Cenário macroeconômico aponta desaceleração gradual e espaço limitado para valorização do real
21-01-2026
Revisões do Itaú indicam crescimento puxado pelo agro em 2025, inflação mais comportada e início cauteloso do ciclo de queda dos juros
Por Andréia Vital
A economia brasileira caminha para um processo de desaceleração gradual, com crescimento ainda sustentado em 2025 pelo desempenho do agronegócio, mas com desafios fiscais e monetários que devem limitar a recuperação nos anos seguintes. A avaliação consta do relatório de cenário macroeconômico do Itaú, divulgado em dezembro, que revisou projeções para atividade, inflação, mercado de trabalho e política monetária.
Segundo o banco, o Produto Interno Bruto deve crescer 2,3% em 2025, levemente acima da estimativa anterior, refletindo sobretudo um avanço mais forte da agropecuária. Para 2026 e 2027, a projeção é de expansão de 1,7% ao ano, em um ambiente de menor impulso fiscal e política monetária ainda restritiva.
Os dados mais recentes confirmam a perda de fôlego da economia nos setores mais sensíveis aos juros. O PIB do terceiro trimestre de 2025 avançou apenas 0,1% na comparação trimestral, com desaceleração do consumo das famílias e menor dinamismo das atividades cíclicas. Em contrapartida, segmentos menos dependentes do crédito, como agropecuária e indústria extrativa, seguem sustentando o nível de atividade.
O Itaú estima crescimento de 11% do PIB agropecuário em 2025, acima da projeção anterior de 8,3%, o que explica a revisão altista do resultado agregado do ano. Para o quarto trimestre, a expectativa é de estabilidade na margem, com algum alívio pontual vindo de condições de crédito ligeiramente melhores.
No campo inflacionário, o banco revisou a projeção do IPCA para 4,4% em 2025 e 4,0% em 2026, incorporando a desinflação de bens industriais, a queda dos índices gerais de preços e a expectativa de redução no valor da gasolina nas refinarias no início do ano. Apesar da melhora, a inflação projetada permanece acima da meta de 3% também em 2027.
O relatório aponta que estoques elevados, demanda mais fraca por bens duráveis e menor pressão dos preços internacionais devem sustentar a desaceleração dos preços de bens ao longo de 2026, com balanço de riscos assimétrico para baixo, especialmente entre os itens comercializáveis.
A avaliação do Itaú é que o Banco Central ganhou confiança de que a política monetária está surtindo efeito, diante da desaceleração da atividade e da melhora qualitativa da inflação. Ainda assim, a comunicação recente do Copom indica cautela, elevando a exigência para um eventual início do ciclo de cortes já em janeiro.

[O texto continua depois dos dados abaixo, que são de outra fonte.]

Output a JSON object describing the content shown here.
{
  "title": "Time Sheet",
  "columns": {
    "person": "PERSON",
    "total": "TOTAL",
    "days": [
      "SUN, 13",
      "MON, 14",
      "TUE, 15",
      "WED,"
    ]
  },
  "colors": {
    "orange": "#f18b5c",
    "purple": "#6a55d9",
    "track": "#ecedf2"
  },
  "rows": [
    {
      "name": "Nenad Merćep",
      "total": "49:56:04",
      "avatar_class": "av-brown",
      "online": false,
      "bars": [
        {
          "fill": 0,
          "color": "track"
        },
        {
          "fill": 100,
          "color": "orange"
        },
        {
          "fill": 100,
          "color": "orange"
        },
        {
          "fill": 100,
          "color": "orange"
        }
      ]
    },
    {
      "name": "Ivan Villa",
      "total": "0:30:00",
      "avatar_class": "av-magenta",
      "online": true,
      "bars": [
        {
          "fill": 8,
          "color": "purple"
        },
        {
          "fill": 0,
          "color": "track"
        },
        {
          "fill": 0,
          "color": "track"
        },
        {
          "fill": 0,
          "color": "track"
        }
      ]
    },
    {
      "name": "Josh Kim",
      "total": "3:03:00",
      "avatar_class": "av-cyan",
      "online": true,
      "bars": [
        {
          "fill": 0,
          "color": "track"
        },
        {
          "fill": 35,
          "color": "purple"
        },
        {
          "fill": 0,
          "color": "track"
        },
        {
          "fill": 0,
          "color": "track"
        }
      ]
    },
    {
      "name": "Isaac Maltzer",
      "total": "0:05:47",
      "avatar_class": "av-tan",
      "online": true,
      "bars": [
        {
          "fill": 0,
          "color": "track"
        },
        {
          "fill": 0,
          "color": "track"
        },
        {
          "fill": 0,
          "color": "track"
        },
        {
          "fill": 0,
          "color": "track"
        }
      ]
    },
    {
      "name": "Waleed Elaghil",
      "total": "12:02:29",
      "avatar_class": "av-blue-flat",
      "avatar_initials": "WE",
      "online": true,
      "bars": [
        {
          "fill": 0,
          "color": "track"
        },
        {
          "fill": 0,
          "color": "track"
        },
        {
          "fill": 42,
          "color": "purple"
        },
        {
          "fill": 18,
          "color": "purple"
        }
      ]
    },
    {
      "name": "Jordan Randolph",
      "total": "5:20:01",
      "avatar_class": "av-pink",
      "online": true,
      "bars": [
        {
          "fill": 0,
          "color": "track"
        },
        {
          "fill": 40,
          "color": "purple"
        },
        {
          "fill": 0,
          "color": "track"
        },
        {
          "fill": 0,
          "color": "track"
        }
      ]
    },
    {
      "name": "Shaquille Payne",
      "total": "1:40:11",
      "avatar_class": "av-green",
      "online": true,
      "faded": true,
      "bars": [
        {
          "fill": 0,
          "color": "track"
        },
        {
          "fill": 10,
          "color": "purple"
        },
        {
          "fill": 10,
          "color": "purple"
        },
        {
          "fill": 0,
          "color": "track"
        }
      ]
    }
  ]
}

O banco mantém a expectativa de que a taxa Selic encerre 2026 em 12,75% ao ano, com redução acumulada de 225 pontos-base, mesmo que o início do ciclo seja postergado para março. Para 2027, a projeção é de Selic em 11,75%.

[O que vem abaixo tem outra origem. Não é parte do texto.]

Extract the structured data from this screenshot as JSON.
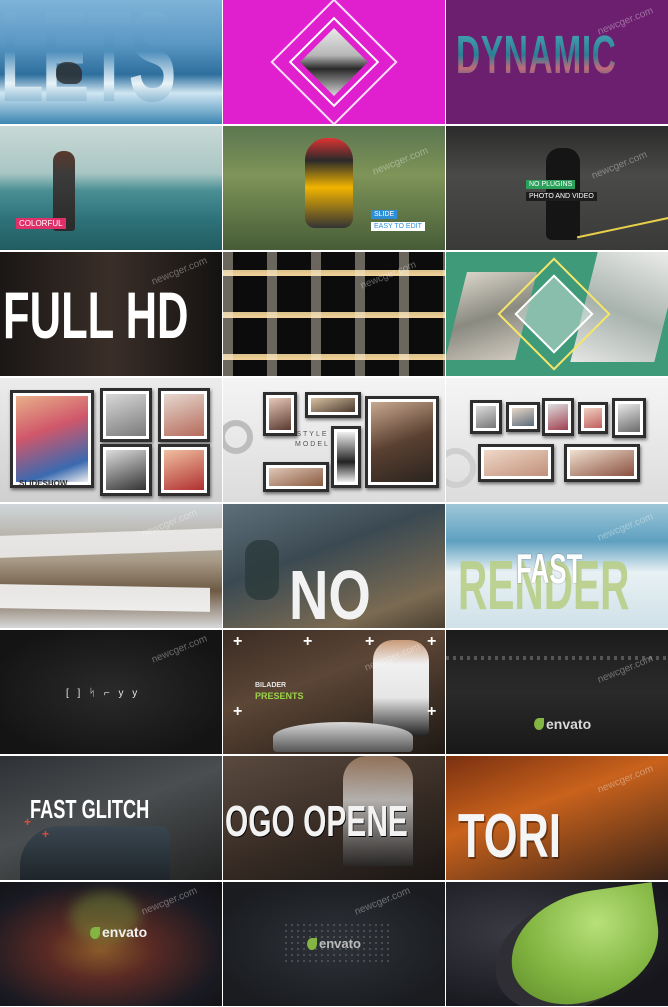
{
  "watermark": "newcger.com",
  "tiles": {
    "lets": "LETS",
    "dynamic": "DYNAMIC",
    "colorful": "COLORFUL",
    "slide": "SLIDE",
    "easy_to_edit": "EASY TO EDIT",
    "no_plugins": "NO PLUGINS",
    "photo_and_video": "PHOTO AND VIDEO",
    "full_hd": "FULL HD",
    "slideshow": "SLIDESHOW",
    "style_model_line1": "STYLE",
    "style_model_line2": "MODEL",
    "no": "NO",
    "render": "RENDER",
    "fast": "FAST",
    "glitch_text": "[ ] ᛋ ⌐ y y",
    "bilader": "BILADER",
    "presents": "PRESENTS",
    "envato": "envato",
    "fast_glitch": "FAST GLITCH",
    "logo_opene": "OGO OPENE",
    "tori": "TORI",
    "plus_sign": "+"
  },
  "colors": {
    "yellow": "#e3d92a",
    "magenta": "#e020cf",
    "purple": "#6b1f6e",
    "teal": "#3f9a7a",
    "envato_green": "#82b541",
    "label_pink": "#e0306a",
    "label_green": "#2aa05a",
    "label_blue": "#2c8fd8"
  }
}
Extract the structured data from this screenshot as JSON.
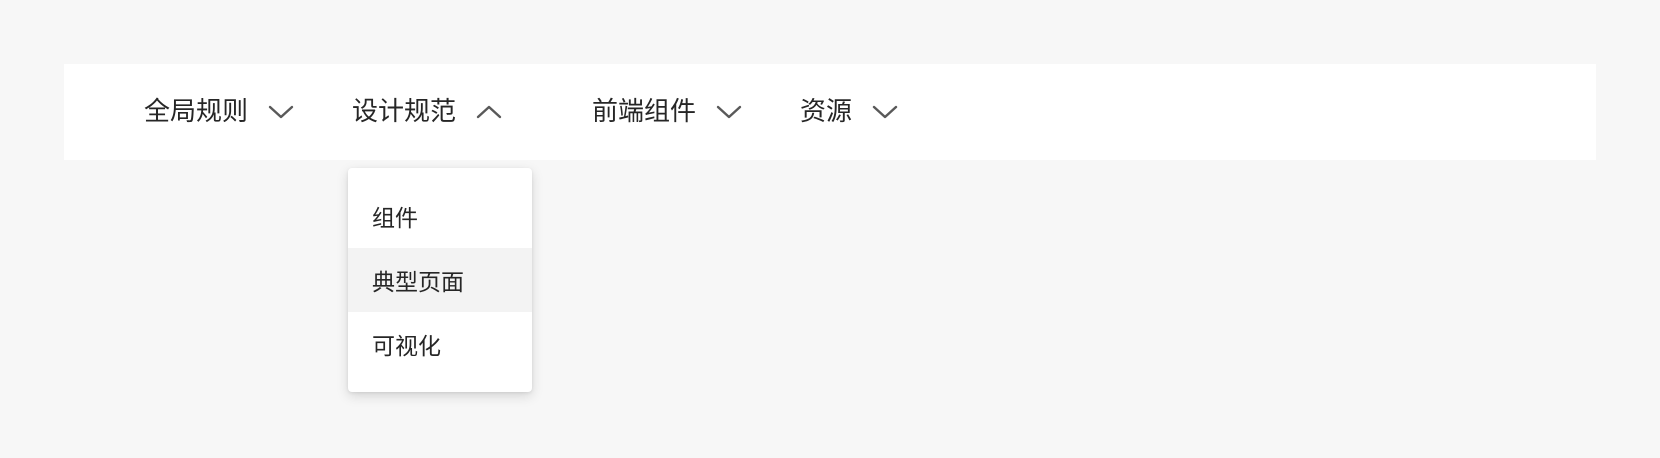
{
  "nav": {
    "items": [
      {
        "label": "全局规则",
        "expanded": false,
        "icon": "chevron-down-icon"
      },
      {
        "label": "设计规范",
        "expanded": true,
        "icon": "chevron-up-icon"
      },
      {
        "label": "前端组件",
        "expanded": false,
        "icon": "chevron-down-icon"
      },
      {
        "label": "资源",
        "expanded": false,
        "icon": "chevron-down-icon"
      }
    ]
  },
  "dropdown": {
    "parent": "设计规范",
    "items": [
      {
        "label": "组件"
      },
      {
        "label": "典型页面",
        "state": "hovered"
      },
      {
        "label": "可视化"
      }
    ]
  },
  "colors": {
    "background": "#f7f7f7",
    "surface": "#ffffff",
    "text": "#262626",
    "icon": "#595959",
    "hover": "#f3f3f3"
  }
}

No mercado de câmbio, o Itaú manteve a projeção de R$ 5,50 por dólar em 2026 e de R$ 5,70 em 2027. Apesar de um cenário externo mais benigno, com expectativa de cortes de juros nos Estados Unidos e enfraquecimento do dólar, o banco avalia que fatores domésticos devem limitar uma valorização mais consistente do real.
Entre esses fatores estão o aumento do prêmio de risco em ano eleitoral e a trajetória fiscal ainda desafiadora. O déficit em conta corrente deve permanecer acima da média histórica, embora em trajetória de convergência gradual, alcançando 3,1% do PIB em 2026 e 2,8% em 2027.
No campo fiscal, o Itaú revisou a projeção de resultado primário de 2025 para um déficit de 0,5% do PIB, incorporando melhor desempenho das receitas de royalties. Para 2026 e 2027, o banco projeta deterioração adicional, com déficits de 0,8% e 0,9% do PIB, respectivamente, mesmo com o cumprimento formal das regras do atual arcabouço fiscal.
Segundo o relatório, o desenho vigente das regras fiscais é insuficiente para estabilizar a dívida pública no médio prazo, especialmente na ausência de novas fontes estruturais de receita ou medidas de controle mais efetivas sobre o crescimento das despesas.